A: TruFlex canola with Roundup Ready technology allows for greater flexibility in spray timing and rates. Farmers can choose to make two sequential applications or one single application, depending on field conditions. This gives you a much wider application window where you can successfully go after late flushes of weeds. Using Roundup WeatherMAX, you’re looking at:


  • 0.67 litres per acre (sequential applications)
  • 1.33 litres per acre (single application)


  • Cotyledon to first flower (sequential application)
  • Cotyledon to 6-leaf (single application)


Q: What is the product’s rainfastness?

A: Roundup WeatherMAX is backed by our 30-Minute Rainfast Guarantee, and Roundup Transorb® HC is backed by our 60-Minute Rainfast Guarantee.


Q: What’s the current state of glyphosate resistance in Canada?

A: In Western Canada, glyphosate-resistant kochia was first reported in 2011. In Eastern Canada, glyphosate resistance has been documented in Canada fleabane, common ragweed, and waterhemp. Resistant waterhemp has also been found in southern Manitoba.


Q: What should I do to prevent glyphosate resistance developing in my fields?

A: Herbicide group rotation and using multiple, effective modes of action are critical to delaying and managing the onset of resistance – to any herbicide. Keep good records and be sure to scout fields post-application to check product performance and make note of any escapes. Other cultural weed control methods can also be effective in the management of herbicide resistance.


Q: Where can I find out more about herbicide resistance?

A: There are many online resources on herbicide resistance, including government websites. But a good place to start is Bayer’s site. This is a one-stop shop of information that covers everything resistance. And we mean everything – from understanding herbicide groups and the evolution of resistance, to the financial impact of the problem, to practical management tools for your farm plus a list of resources that will help you be the best resistance manager you can be.


Q: How do I get the best performance from my Roundup herbicide?

A: Like most herbicides, Roundup works best on small, actively growing weeds.

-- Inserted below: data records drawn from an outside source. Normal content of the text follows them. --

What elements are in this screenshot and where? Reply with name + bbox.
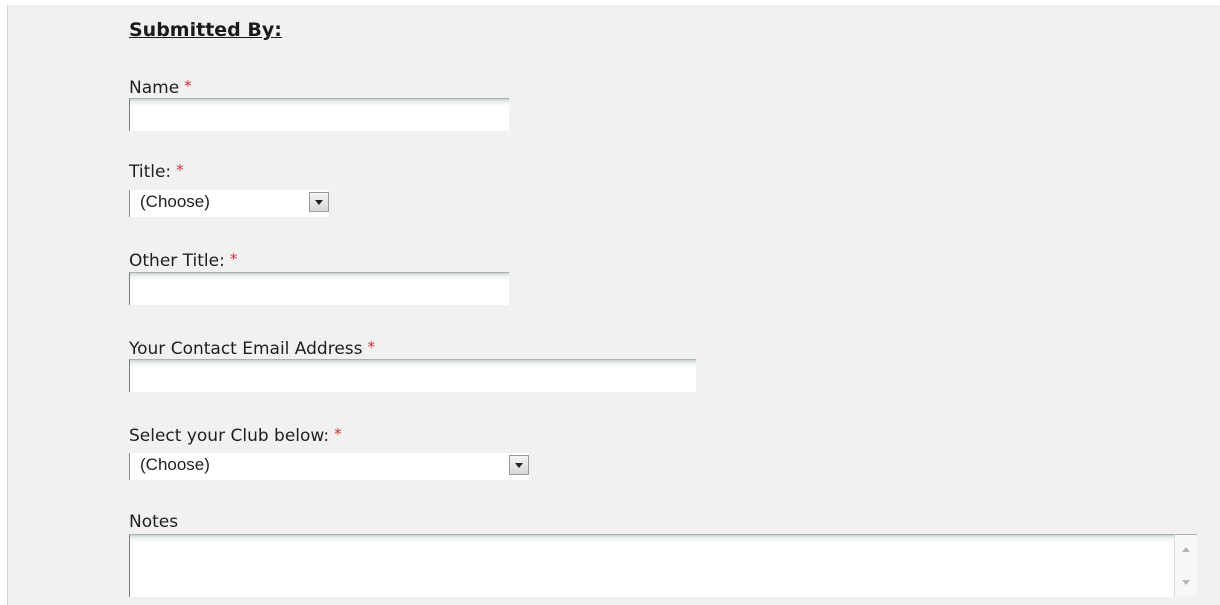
title-label-text: Title: xyxy=(129,162,172,182)
chevron-down-icon[interactable] xyxy=(309,192,329,212)
club-select[interactable]: (Choose) xyxy=(129,453,529,480)
club-label: Select your Club below: * xyxy=(129,425,342,446)
required-asterisk: * xyxy=(184,77,192,95)
notes-textarea[interactable] xyxy=(129,534,1197,597)
required-asterisk: * xyxy=(176,161,184,179)
title-select[interactable]: (Choose) xyxy=(129,190,329,217)
club-select-value: (Choose) xyxy=(140,455,210,474)
required-asterisk: * xyxy=(367,338,376,356)
name-input[interactable] xyxy=(129,98,509,131)
notes-label: Notes xyxy=(129,512,179,532)
scroll-up-icon[interactable] xyxy=(1182,547,1190,552)
notes-scrollbar[interactable] xyxy=(1174,535,1197,597)
email-label-text: Your Contact Email Address xyxy=(129,339,363,359)
title-select-value: (Choose) xyxy=(140,192,210,211)
other-title-label-text: Other Title: xyxy=(129,251,225,271)
other-title-input[interactable] xyxy=(129,272,509,305)
chevron-down-icon[interactable] xyxy=(509,455,529,475)
email-label: Your Contact Email Address * xyxy=(129,338,375,359)
required-asterisk: * xyxy=(334,425,342,443)
section-heading: Submitted By: xyxy=(129,19,282,41)
other-title-label: Other Title: * xyxy=(129,250,237,271)
title-label: Title: * xyxy=(129,161,184,182)
required-asterisk: * xyxy=(229,250,238,268)
name-label-text: Name xyxy=(129,78,180,98)
scroll-down-icon[interactable] xyxy=(1182,580,1190,585)
club-label-text: Select your Club below: xyxy=(129,426,330,446)
email-input[interactable] xyxy=(129,359,696,392)
name-label: Name * xyxy=(129,77,192,98)
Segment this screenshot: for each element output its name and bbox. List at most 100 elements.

The weeds need to be actively growing in order for the glyphosate to effectively translocate through the plant. And the smaller the weeds are the better because small plants push the herbicide through faster. Spraying when it’s too cold (4C) or too hot (30C) is not recommended as plants tend to shut down in these temperatures and don’t properly absorb the active ingredient or effectively move it through its tissues.